I’m sorry that apparently I missed your comment, I hope you didn’t think I was ignoring you. I’m really sorry that you have been hurt by so many and so badly. You have such a good heart to be able to have such compassion towards many who have hurt you despite it. It does help us to grow older and wiser and realise that so much hurt done to us DOES come from the fact that the person is hurting themselves – not that it excuses what they did at all. Also I think it’s easier to forgive someone in whom we recognise something – empathy – because we have empathy, we can understand how they might be feeling themselves often – whereas in a psychopath or someone else with NO empathy, they are cold, heartless, feel nothing, no remorse – we can’t fathom that. Many of those people have been hurt too, but they blatantly have no care for any other living being and seem to enjoy the pain they spread. Who can forgive that sort of person? What is there to forgive? In my mind, they are hardly even human – because I think empathy is a big part of the humanity in us. I really do understand how you can find yourself confused, too, there are so many conflicting emotions to be worked through.
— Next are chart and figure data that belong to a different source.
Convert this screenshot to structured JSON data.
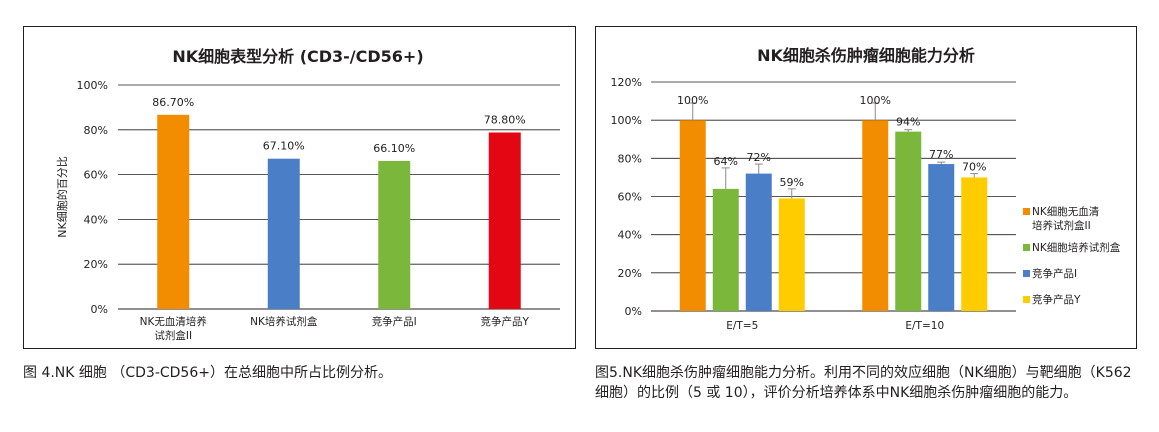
{
  "chart_data": [
    {
      "type": "bar",
      "title": "NK细胞表型分析 (CD3-/CD56+)",
      "ylabel": "NK细胞的百分比",
      "categories": [
        [
          "NK无血清培养",
          "试剂盒II"
        ],
        [
          "NK培养试剂盒"
        ],
        [
          "竞争产品I"
        ],
        [
          "竞争产品Y"
        ]
      ],
      "values": [
        86.7,
        67.1,
        66.1,
        78.8
      ],
      "value_labels": [
        "86.70%",
        "67.10%",
        "66.10%",
        "78.80%"
      ],
      "colors": [
        "#f28c00",
        "#4a7ec6",
        "#7bb73a",
        "#e30613"
      ],
      "ylim": [
        0,
        100
      ],
      "yticks": [
        0,
        20,
        40,
        60,
        80,
        100
      ],
      "ytick_labels": [
        "0%",
        "20%",
        "40%",
        "60%",
        "80%",
        "100%"
      ],
      "grid": true
    },
    {
      "type": "bar",
      "title": "NK细胞杀伤肿瘤细胞能力分析",
      "categories": [
        "E/T=5",
        "E/T=10"
      ],
      "series": [
        {
          "name": "NK细胞无血清培养试剂盒II",
          "legend_lines": [
            "NK细胞无血清",
            "培养试剂盒II"
          ],
          "color": "#f28c00",
          "values": [
            100,
            100
          ],
          "errors": [
            9,
            9
          ],
          "labels": [
            "100%",
            "100%"
          ]
        },
        {
          "name": "NK细胞培养试剂盒",
          "legend_lines": [
            "NK细胞培养试剂盒"
          ],
          "color": "#7bb73a",
          "values": [
            64,
            94
          ],
          "errors": [
            11,
            1
          ],
          "labels": [
            "64%",
            "94%"
          ]
        },
        {
          "name": "竞争产品I",
          "legend_lines": [
            "竞争产品I"
          ],
          "color": "#4a7ec6",
          "values": [
            72,
            77
          ],
          "errors": [
            5,
            1
          ],
          "labels": [
            "72%",
            "77%"
          ]
        },
        {
          "name": "竞争产品Y",
          "legend_lines": [
            "竞争产品Y"
          ],
          "color": "#ffcc00",
          "values": [
            59,
            70
          ],
          "errors": [
            5,
            2
          ],
          "labels": [
            "59%",
            "70%"
          ]
        }
      ],
      "ylim": [
        0,
        120
      ],
      "yticks": [
        0,
        20,
        40,
        60,
        80,
        100,
        120
      ],
      "ytick_labels": [
        "0%",
        "20%",
        "40%",
        "60%",
        "80%",
        "100%",
        "120%"
      ],
      "legend_position": "right",
      "grid": true
    }
  ],
  "captions": {
    "fig4": "图 4.NK 细胞 （CD3-CD56+）在总细胞中所占比例分析。",
    "fig5": "图5.NK细胞杀伤肿瘤细胞能力分析。利用不同的效应细胞（NK细胞）与靶细胞（K562细胞）的比例（5 或 10），评价分析培养体系中NK细胞杀伤肿瘤细胞的能力。"
  }
}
Thank you so much for your comment, I’m sorry I didn’t answer much sooner! xx
Wonderful piece and the comments and exchanges are so enriching. I take away two lessons – forgive others; and forgive yourself
Thank you so much, and welcome
I find these words by John Lennon very apt – on the question of forgiveness of self! You must love yourself before you can step out to love others and expect them to love you!
“There are two basic motivating forces: fear and love. When we
are afraid, we pull back from life. When we are in love, we
open to all that life has to offer with passion, excitement,
and acceptance. We need to learn to love ourselves first, in
all our glory and our imperfections. If we cannot love
ourselves, we cannot fully open to our ability to love others
or our potential to create. Evolution and all hopes for a
better world rest in the fearlessness and open-hearted vision
of people who embrace life.”
– John Lennon
Thank you, Noel – John Lennon was a wise man indeed – and I love this passage. I will go and find more that he has written! Thank you so much for sharing – it’s so true.